This article originally appeared in Sleep Retailer eNews on May 10, 2018
Now legal in over 30 states (particularly for medicinal use), marijuana has become an increasingly popular, though still controversial, contestant for use as a sleep aid. From TV to books to movies, pot smokers are often depicted as sleepy, chilled out and relaxed -- so why not consider it as a solution for a slew of problems including anxiety and insomnia? Cannabis websites likes Greenstate have been lauding weed as a solution for sleeping pill poppers, filling site pages with glowing testimonials of its efficacy. High Times, a leading cannabis magazine, compares marijuana with melatonin to help readers understand the similarities, differences and benefits of the drug as a sleep aid. While marijuana holds a reputation for relaxing its users, there’s still so much to be learned about the widespread effects of the drug and its validity as a sedative. Some studies have explored weed’s impact on sleep and, though it’s definitely a better sleep aid than alcohol, there are still some complicated caveats to habitual nighttime use.
So How Does It Work
While marijuana’s impact on the body is dependent on numerous factors (strain, environment, dosage, etc.), the key to cannabis’ properties as a sleep aid is the endocannabinoid system, a unique system in our bodies which has multiple roles. In particular, this system can subdue our stress and anxiety responses. Cannabis is one of the only substances that specifically influences this complex system.

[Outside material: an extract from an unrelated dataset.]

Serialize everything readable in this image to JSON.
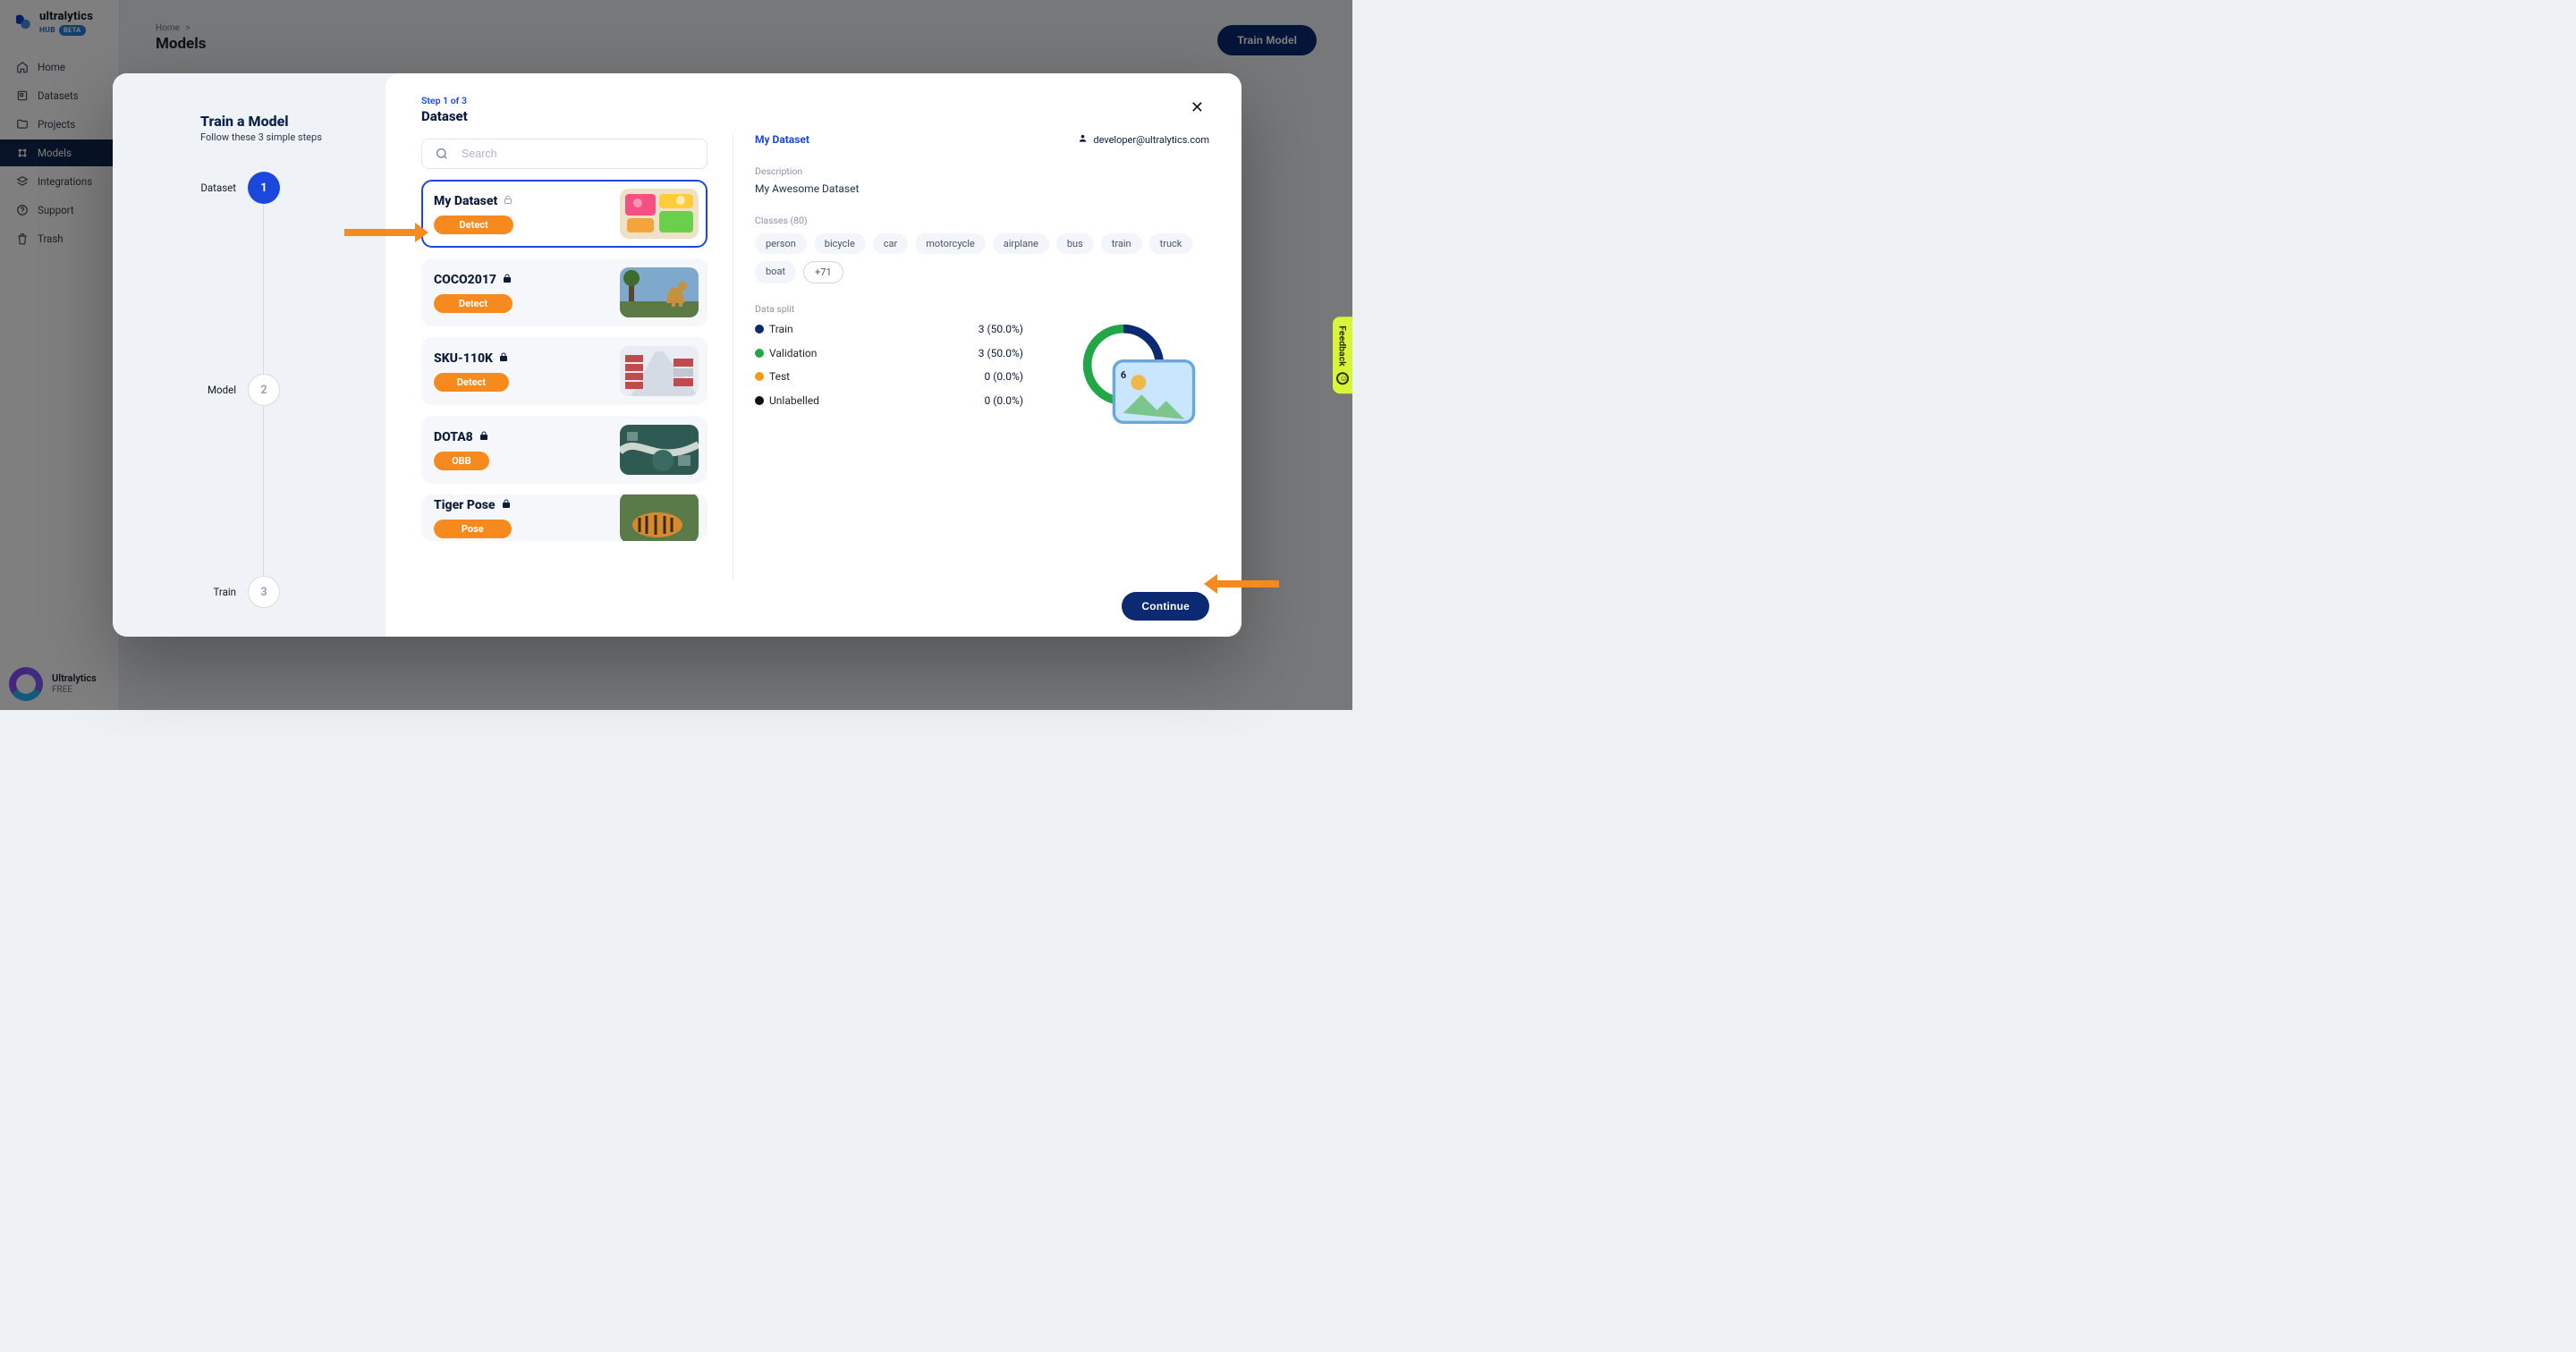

There are two distinctive cannabinoids or chemicals that impact how we experience cannabis: cannabidiol (CBD) and tetrahydrocannabinol (THC). According to this 2008 study, it’s THC that induces sleep by activating what is called the CB1 receptors (part of the endocannabinoid system). It is also said to abbreviate the sleep latency period (the time it takes to fall asleep). In 2014, this study claims that CBD, on the other hand, promotes wakefulness.
There are also, according to cannabis culture, two distinctive strains with reputations for affecting individuals in two different ways, sativas and indicas. Sativas are said to energize, indicas to relax away. In reality, there may not be as much truth to this as previously thought. Basically, neither strain is chemically consistent enough for a statement like that to be legitimate. In fact, the true difference in the two strains is the way the plants look physically not the chemical make-up.
That said, age, experience with the substance, frequency of use and mode of ingestion are also pieces to the puzzle of how marijuana can impact a user -- especially one looking for a specific outcome.
While marijuana sounds like an easy and even fun fix to frustrating sleep problems, there are several big caveats to the weed-as-sleep-aid trend. First, this research suggests that the drug could impair sleep quality for those who used it as teenagers.
Second, marijuana can lessen REM sleep, the most restorative part of the sleep cycle. Regular marijuana users may also experience a rebound in REM resulting in vivid dreams after periods of less REM sleep. This downside is especially concerning; individuals struggling to sleep are looking to improve their health and the use of marijuana could potentially cause a new problem instead of providing a solution.
Finally, those who use marijuana to get to sleep at night are also prone to what some call a “weed hangover,” the experience of feeling extra tired the following day.
All in all, there’s not enough concrete evidence verifying the long-term effectiveness of cannabis as a sleep aid. Certainly, it can be relaxing and may relieve pain, but its ability to help individuals sleep consistently is yet to be proven.
Cannabis research as a whole is a widening field of study. As marijuana becomes legal in more and more states, all practical applications of the drug will likely be explored, researchers are sure to find more healthy ways to utilize the drug’s positive properties soon.